I was in the mood for something extra gnarly, and Vastum always delivers the gnarlies with some extra gnar. But even more to the point–this Bay Area four-piece has been the best death metal band going for years. The riffs are righteous, the tempos ooze, and the subject matter is the stuff typically discussed from a therapist’s couch. Patricidal Lust is Vastum’s second album, and it’s one of their best…but who am I kidding, they haven’t put out a bad record (2015’s Hole Below is also a classick). Vastum is coming to Portland March 21, and I shall not miss it.

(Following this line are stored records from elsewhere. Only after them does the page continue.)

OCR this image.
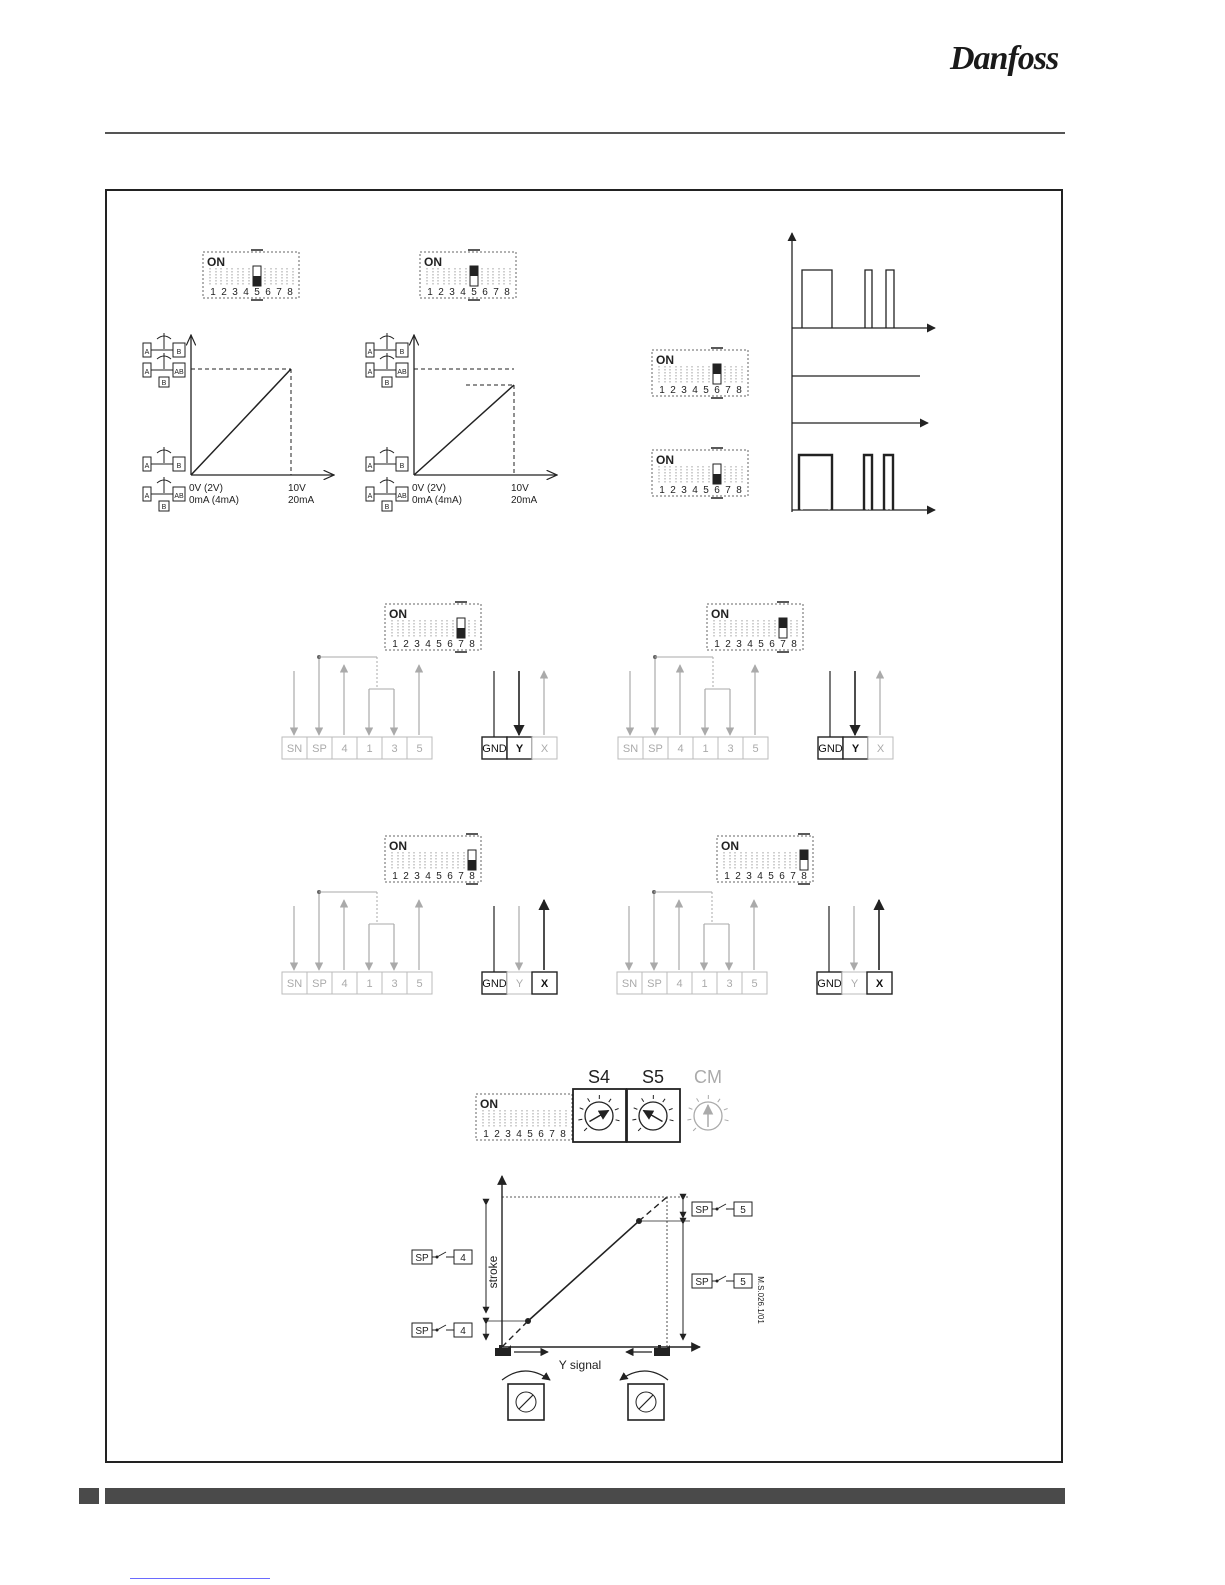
Danfoss
ON
1 2 3 4 5 6 7 8
ON
1 2 3 4 5 6 7 8
ON
1 2 3 4 5 6 7 8
ON
1 2 3 4 5 6 7 8
ON
1 2 3 4 5 6 7 8
ON
1 2 3 4 5 6 7 8
ON
1 2 3 4 5 6 7 8
ON
1 2 3 4 5 6 7 8
ON
1 2 3 4 5 6 7 8
A	B
A	AB
B
A	B
A	AB
B
0V (2V)
0mA (4mA)
10V
20mA
A	B
A	AB
B
A	B
A	AB
B
0V (2V)
0mA (4mA)
10V
20mA
SN SP 4 1 3 5	GND Y X	SN SP 4 1 3 5	GND Y X
SN SP 4 1 3 5	GND Y X	SN SP 4 1 3 5	GND Y X
S4 S5 CM
stroke
Y signal
M.S.026.1/01
SP	4
SP	4
SP	5
SP	5
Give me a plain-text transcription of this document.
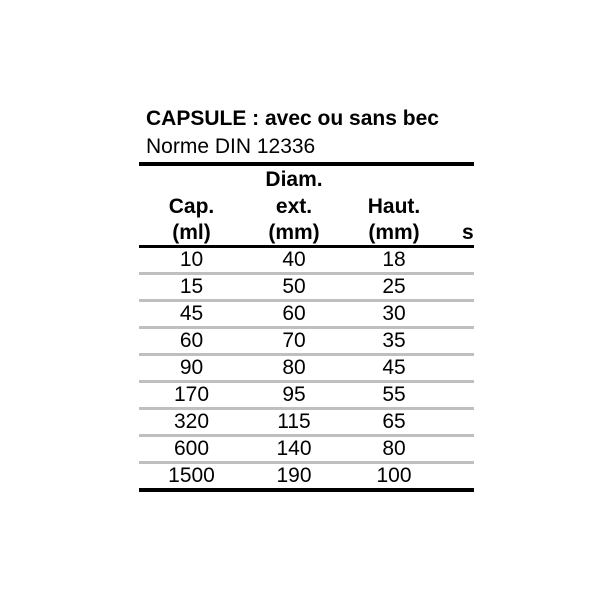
CAPSULE : avec ou sans bec
Norme DIN 12336
	Diam.		
Cap.	ext.	Haut.	
(ml)	(mm)	(mm)	s
10	40	18	
15	50	25	
45	60	30	
60	70	35	
90	80	45	
170	95	55	
320	115	65	
600	140	80	
1500	190	100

This gem has been in steady rotation for a long time around these parts. I got to thinking about it again since Los Dug Dug’s(well, guitarist/vocalist Armando Nava and a new crew) played a show in San Francisco last night–lots of friends went, and I’m extremely jealous.
The Durango, Mexico band’s 1971 debut is heavily influenced by a little group called The Beatles…but with more flutes. Opener “Lost In My World” remains a psychedelic classick, and sounds–much like the rest of the band’s output–as otherworldly today as it did five decades ago. Their records got more unhinged as they went (album number two, Smog, contains more overdriven guitars and extended drum solos), but this record is a wonderful bit of psychedelic pop.
I’ve decided to do a once- or twice-weekly feature where I write about some of the records I listen to throughout the week at TDoL HQ–the upstairs hideaway where I retreat (and occasionally sip whiskey and smoke banana peels) after everyone goes to bed. I’m calling it, you guessed it, Getting The Spins. I figured this would be a nice, easy way to write about music without feeling the need to overanalyze or get too verbose (don’t worry, there will be plenty of that sort of nonsense in other features). I figured I’d start with this record, which I picked up a few weeks ago, and has been getting steady play ever since.
Lately I’ve been buying more jazz records than anything else. So when this one was recommended by a fellow music writer on one of those nerdy (and sometimes insufferable) FB groups where people post what they’re currently listening to, I went immediately to the record shop up the road from me and bought it (I was shocked to have found it so quickly, but Crossroads in Portland is an absolute goldmine). Anyway, Ornette Coleman’s Of Human Feelings absolutely smokes. It’s completely out-there avant-funk that lives up to Coleman’s free jazz past, and pushes his playing and compositional skill even further. And with bassist Jamaaladeen Tacuma in the mix–who absolutely steals the show–you’ve got yourself one hell of a skull-splitter.